Friday, April 17, 2009

CMIS: a standard in search of scenarios?

I've been looking all over the place for use-cases and user stories that illustrate the key requirements for CMIS (Content Management Interoperability Services, soon to be an OASIS-blessed standard API for content management system interoperability). As far as I can tell, CMIS is being developed without a proper set of real-world use-cases. I prefer "user narratives" over "use cases" because the latter often is nothing more than a phrase or two, whereas a narrative is just what it sounds like: A sentence-by-sentence explanation of a chain of events. A user narrative captures intent, actors, actions, results, consequences.

I'm finding none of that in CMIS, except for four rather trivial use-case descriptions in http://xml.coverpages.org/CMIS-v05-Appendices.pdf.

I gather from reading some of the Technical Committee's minutes that people have taken "develop use cases" as action items. That's good.

Going ahead with a spec without first understanding the use-cases leads to things like the CMIS "policy object," which I mentioned once before as something that should be (and I think will be) dropped from CMIS.

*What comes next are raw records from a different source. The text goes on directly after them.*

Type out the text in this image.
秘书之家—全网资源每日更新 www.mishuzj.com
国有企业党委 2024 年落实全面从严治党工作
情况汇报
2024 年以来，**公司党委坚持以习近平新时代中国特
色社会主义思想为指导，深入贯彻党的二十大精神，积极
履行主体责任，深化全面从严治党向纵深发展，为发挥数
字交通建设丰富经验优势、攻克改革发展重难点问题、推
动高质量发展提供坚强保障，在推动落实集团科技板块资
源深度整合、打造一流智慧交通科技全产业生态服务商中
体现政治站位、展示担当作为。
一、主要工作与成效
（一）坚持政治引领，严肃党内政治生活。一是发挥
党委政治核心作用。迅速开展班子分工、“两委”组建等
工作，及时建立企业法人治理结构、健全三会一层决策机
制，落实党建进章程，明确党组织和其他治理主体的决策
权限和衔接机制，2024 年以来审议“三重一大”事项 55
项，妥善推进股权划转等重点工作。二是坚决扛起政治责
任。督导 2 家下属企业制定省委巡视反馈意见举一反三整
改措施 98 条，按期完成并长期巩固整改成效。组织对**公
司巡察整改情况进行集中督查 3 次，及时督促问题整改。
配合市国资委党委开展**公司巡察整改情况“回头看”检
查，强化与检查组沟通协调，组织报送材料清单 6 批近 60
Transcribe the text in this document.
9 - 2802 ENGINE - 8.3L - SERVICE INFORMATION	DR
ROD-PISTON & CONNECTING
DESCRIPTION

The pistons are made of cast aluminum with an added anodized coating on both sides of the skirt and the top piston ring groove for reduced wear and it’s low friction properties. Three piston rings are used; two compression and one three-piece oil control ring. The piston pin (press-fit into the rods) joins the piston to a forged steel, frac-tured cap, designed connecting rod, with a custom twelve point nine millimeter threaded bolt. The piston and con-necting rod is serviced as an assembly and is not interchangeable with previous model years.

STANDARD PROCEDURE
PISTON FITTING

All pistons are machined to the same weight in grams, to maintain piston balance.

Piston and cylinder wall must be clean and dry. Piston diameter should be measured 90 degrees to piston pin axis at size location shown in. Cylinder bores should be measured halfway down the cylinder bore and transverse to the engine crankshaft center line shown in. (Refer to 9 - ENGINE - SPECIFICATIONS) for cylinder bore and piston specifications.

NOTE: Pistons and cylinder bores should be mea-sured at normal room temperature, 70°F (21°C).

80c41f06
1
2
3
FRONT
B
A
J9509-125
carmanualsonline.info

"Policy" should be dropped for two reasons. One is that it slows things down. If you want to get a standard out fast, don't make it bigger than it needs to be. Second, it's not at all clear what "policy" means. Various people have said it is basically "access control," whereas at least one CMIS expert has said that the policy object can support retention policies. Those are two quite different things.

In any case, CMIS-Policy belongs in its own separate standards effort (if indeed it has any need to exist; and for that, we need user narratives). It's out-of-band here, IMHO. It's not core.

I'm sure people involved with CMIS are very busy drawing up scenarios and user stories, and we'll hear more about it very shortly. Personally, I'd like to see some detailed scenarios around the manipulation of compound documents. I have some concerns there, but that discussion will have to wait for another time.

It's exciting to watch CMIS come together, in any case. A year from now, we may be seeing some very interesting content-management (and search) mashups. I wish I knew what they're going to look like. It does set the imagination spinning, though. No question about that.